A Civilização Ocidental é recente se comparada a outras como a chinesa e a japonesa, tem no máximo dois mil anos, mas só fez jus de fato a essa designação a partir da Alta Idade Média. Antes o ocidente era Roma e o oriente era a Grécia, sendo que o norte da Europa era totalmente distinto. A menção meramente geográfica, Oeste X Leste, já não faz mais sentido na época atual, mas o núcleo difusor da civilização ocidental efetivamente teve início em um local geográfico que correspondia ao oeste de um continente. Aquelas terras do mundo que receberam o influxo desta civilização compõem hoje o Mundo Ocidental, e são tão geograficamente dispersas quanto a América Latina e a Nova Zelândia. Mas precisamos recuar dois mil anos no tempo para levantar o gênese deste mundo.

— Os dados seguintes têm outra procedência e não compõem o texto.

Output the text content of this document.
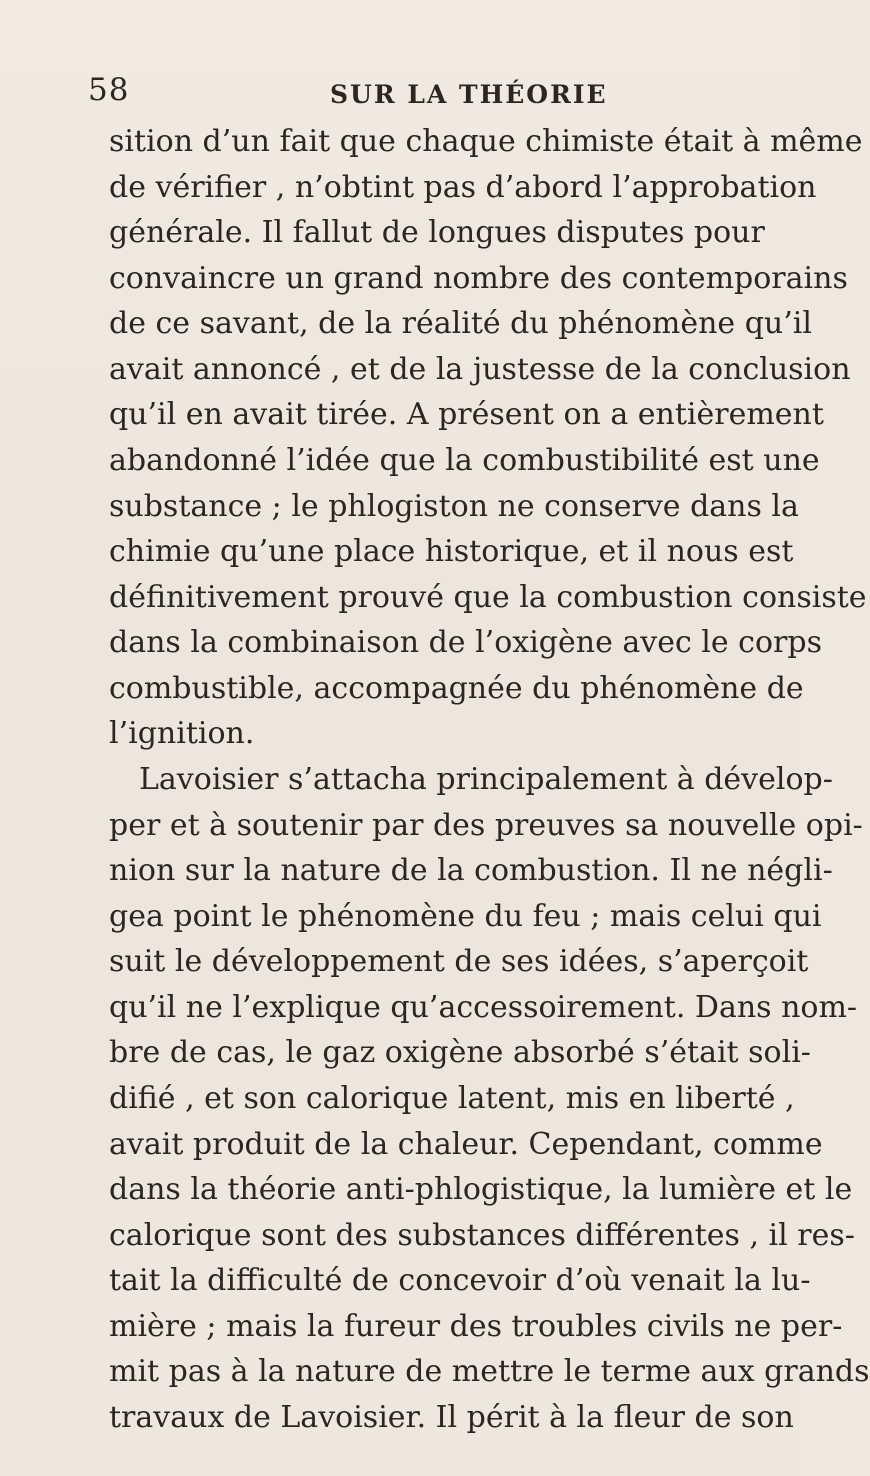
58	SUR LA THÉORIE
sition d’un fait que chaque chimiste était à même
de vérifier , n’obtint pas d’abord l’approbation
générale. Il fallut de longues disputes pour
convaincre un grand nombre des contemporains
de ce savant, de la réalité du phénomène qu’il
avait annoncé , et de la justesse de la conclusion
qu’il en avait tirée. A présent on a entièrement
abandonné l’idée que la combustibilité est une
substance ; le phlogiston ne conserve dans la
chimie qu’une place historique, et il nous est
définitivement prouvé que la combustion consiste
dans la combinaison de l’oxigène avec le corps
combustible, accompagnée du phénomène de
l’ignition.
Lavoisier s’attacha principalement à dévelop-
per et à soutenir par des preuves sa nouvelle opi-
nion sur la nature de la combustion. Il ne négli-
gea point le phénomène du feu ; mais celui qui
suit le développement de ses idées, s’aperçoit
qu’il ne l’explique qu’accessoirement. Dans nom-
bre de cas, le gaz oxigène absorbé s’était soli-
difié , et son calorique latent, mis en liberté ,
avait produit de la chaleur. Cependant, comme
dans la théorie anti-phlogistique, la lumière et le
calorique sont des substances différentes , il res-
tait la difficulté de concevoir d’où venait la lu-
mière ; mais la fureur des troubles civils ne per-
mit pas à la nature de mettre le terme aux grands
travaux de Lavoisier. Il périt à la fleur de son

O senso comum é que a Civilização Ocidental possui quatro pilares: a herança greco-romana, origem dos idiomas, das instituições e da filosofia, e a herança judaico-cristã, origem das crenças e valores. Mas como esses pilares se uniram não é tão fácil explicar. Mesmo porque, em sua origem, eles eram bastante disjuntos. A primeira noção de um ocidente oposto a um oriente vem a surgir na Grécia de cinco séculos antes de cristo, época das guerras contra os persas. Na visão dos gregos, os persas constituíam não apenas seu inimigo, mas também uma anti-civilização, oposta em tudo à helênica. Assim, o mundo dos bárbaros passou a ser o oriente. Para a porção ocidental da Europa além da Grécia, contudo, essa dicotomia ainda não fazia sentido.

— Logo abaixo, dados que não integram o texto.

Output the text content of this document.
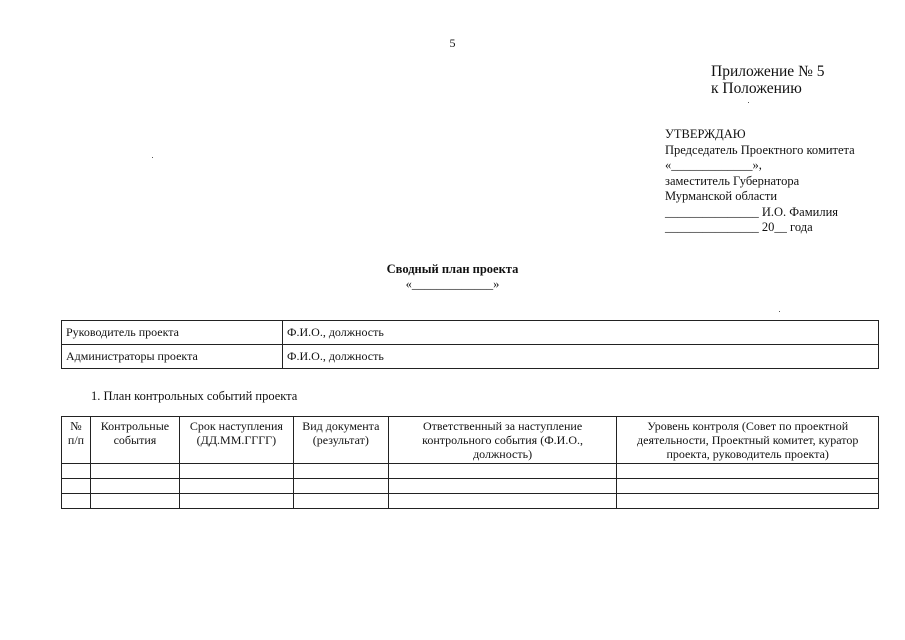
5
Приложение № 5
к Положению
УТВЕРЖДАЮ
Председатель Проектного комитета
«_____________»,
заместитель Губернатора
Мурманской области
_______________ И.О. Фамилия
_______________ 20__ года
Сводный план проекта
«_____________»
Руководитель проекта	Ф.И.О., должность
Администраторы проекта	Ф.И.О., должность
1. План контрольных событий проекта
№ п/п	Контрольные события	Срок наступления (ДД.ММ.ГГГГ)	Вид документа (результат)	Ответственный за наступление контрольного события (Ф.И.О., должность)	Уровень контроля (Совет по проектной деятельности, Проектный комитет, куратор проекта, руководитель проекта)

Após a conquista romana, a Grécia passou a ser o oriente. Roma era o ocidente. Mas como é norma acontecer nos casos em que a superioridade militar não corresponde a uma superioridade cultural, os romanos assimilaram o legado cultural dos gregos, e as duas civilizações se fundiram. Temos aí os dois primeiros pilares fincados. Mas o norte da Europa nada tinha a ver com o mundo greco-romano; sua civilização era peculiar, e eram considerados tão diferentes quanto os povos da Ásia Menor. Como foi que essa porção do mundo se incorporou ao contexto civilizacional greco-romano, formando a Europa como hoje a conhecemos? Ironicamente, foi graças aos bárbaros da Ásia Menor, devido a uma religião por eles difundida. Inicialmente, a conquista militar só incorporou ao mundo romano o oeste da Europa, mas quando Roma já não tinha a força militar, sua civilização passou a difundir-se por meio da religião à qual se haviam convertido, o cristianismo.
Penso eu, se a herança greco-romana forneceu as pedras da construção, a herança judaico-cristã foi o cimento que as uniu. Uma religião que incorpora uma ética lida com crenças íntimas, onde se encontram as convicções mais profundas do homem do povo. Pode ser difundida pela força, mas também, e mais eficazmente, pela persuasão. Missionários propagam uma civilização de forma mais rápida, limpa e completa do que legionários ou mercadores. Não foi à toa que para a conquista do Novo Mundo, padres e pastores desempenharam um papel essencial. Mas afinal como foi que uma religião vinda do oriente, totalmente estranha aos valores romanos, foi aceita por este povo que desprezava os orientais como bárbaros?
Esse é um dos grandes mistérios da História, ainda não totalmente explicado. A combinação de componentes tão opostos quanto o politeísmo romano e o monoteísmo judaico, a filosofia grega e o dogmatismo cristão, não se deu em um instante, nem foi isenta de luta. Foi assim como uma reação química fulminante, que combina ingredientes imisturáveis e produz um composto totalmente distinto. O processo inteiro levou cerca de cinco séculos, e na maior parte do tempo distinguiu-se mais por estranhamento do que por adesão.